Step 1: Get a copy of your credit report
The first and most important step to fixing your credit is to obtain a copy of your credit report. This is the foundation of your entire credit repair program. Your credit report will tell you what you need to work on and will likely include an explanation of the things negatively affecting your credit. Think of it as a roadmap to a better credit report:
Step 2: Correct any incorrect information on your credit report
A study by the National Association of State Public Interest Research Groups showed that 79% of all credit reports contain some type of error – and 25% had serious errors that could deny credit to their owners. So check your report for errors, and send in a credit report dispute to have this inaccurate information removed. This is the easiest problem to fix, so it should be the first problem you tackle.
Step 3: Get current on any past due accounts
Your payment history has the largest impact on your credit score, constituting 35% of your FICO score. Get current on all your accounts, including late payments, charge-offs, and collection accounts. Pay off accounts that are 30 days late or 60 days late, so you stop them from impacting your credit negatively. Once accounts are past 90 days late, you’re considered extremely delinquent.

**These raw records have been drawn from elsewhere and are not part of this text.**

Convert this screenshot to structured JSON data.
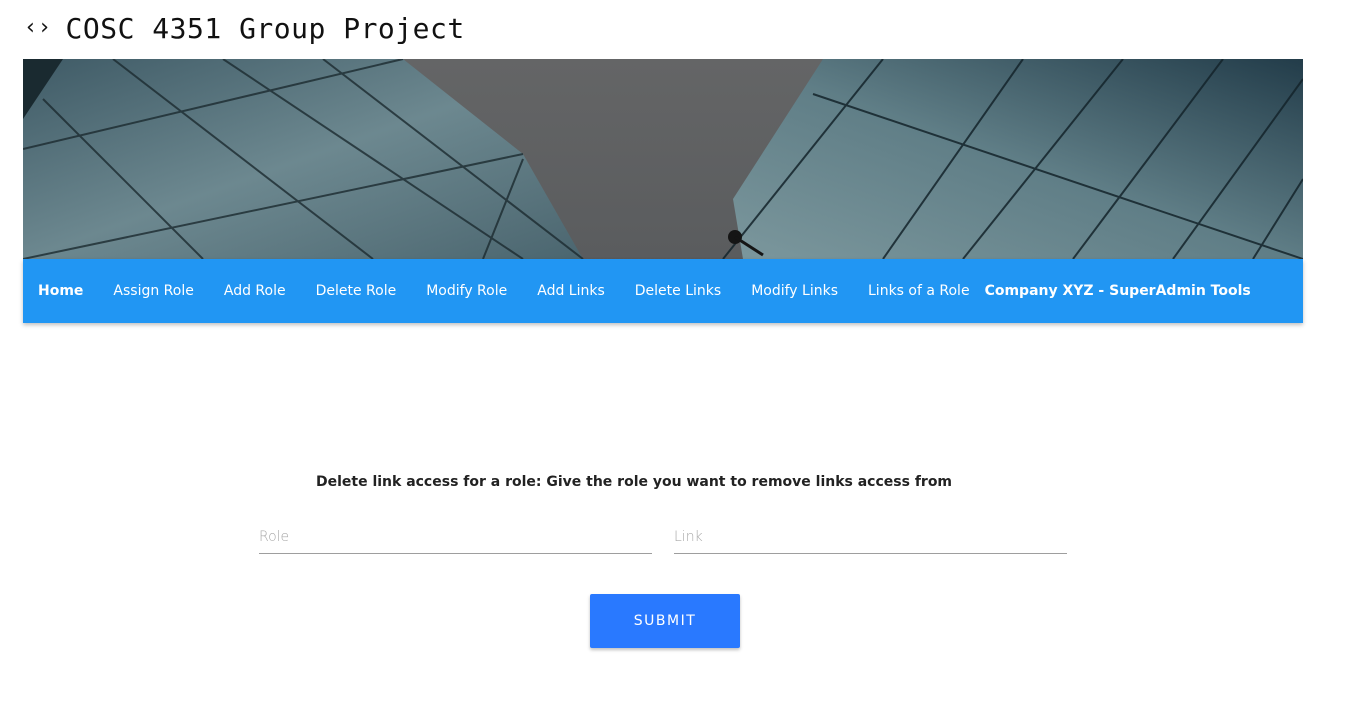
{
  "page": {
    "title": "COSC 4351 Group Project",
    "title_icon": "code-brackets-icon"
  },
  "banner": {
    "description_icon": "glass-building-banner"
  },
  "nav": {
    "items": [
      {
        "label": "Home"
      },
      {
        "label": "Assign Role"
      },
      {
        "label": "Add Role"
      },
      {
        "label": "Delete Role"
      },
      {
        "label": "Modify Role"
      },
      {
        "label": "Add Links"
      },
      {
        "label": "Delete Links"
      },
      {
        "label": "Modify Links"
      },
      {
        "label": "Links of a Role"
      }
    ],
    "brand": "Company XYZ - SuperAdmin Tools",
    "color": "#2196f3"
  },
  "form": {
    "heading": "Delete link access for a role: Give the role you want to remove links access from",
    "role_placeholder": "Role",
    "link_placeholder": "Link",
    "submit_label": "SUBMIT",
    "button_color": "#2979ff"
  }
}
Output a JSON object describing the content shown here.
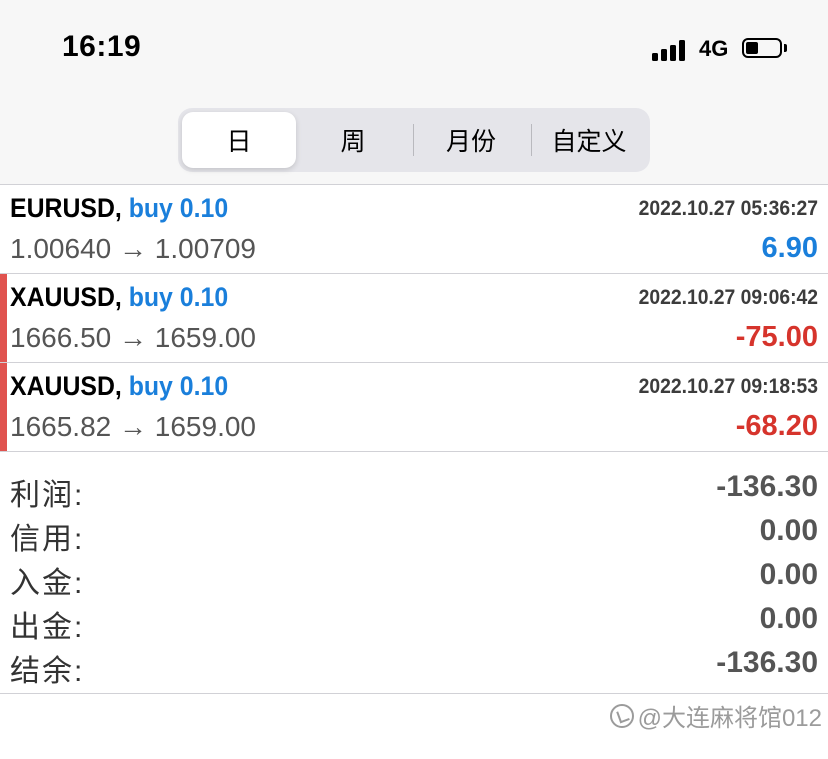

You can try negotiating with creditors and debt collectors to remove charge-offs and collection accounts from your credit report in return for paying their accounts in full. They don’t have to remove this information, but you may be able to talk them into doing it.
Step 4: Pay off any high and over-the-limit balances
30% of your FICO score is based on your level of debt. Try to keep your credit card balances at or below 30% of your credit limit. So, for example, if you have a card with a $1000 credit limit, you should have only a $300 balance. That’s the ideal balance to start building positive credit. You should begin with bringing over-the-limit balances below the limit. After that, you can start trying to bring all your credit card balances closer to 30% utilization.
Step 5: Pay any unpaid judgments
This step is fairly straightforward: pay any unpaid judgments. They’ll continue negatively impacting your credit until you’ve paid it off or until it’s taken off your report. (Usually, that comes after seven years, but the period of time may vary according to the statute of limitations.)
Step 6: Take your student loan out of default
If you default on your student loan, it doesn’t need to stay permanently on your credit report. If you talk to your student loan lender, you may be able to figure out a way to bring your student loan out of default. Usually, this will require your making several months of timely payments before your student loan will be considered current.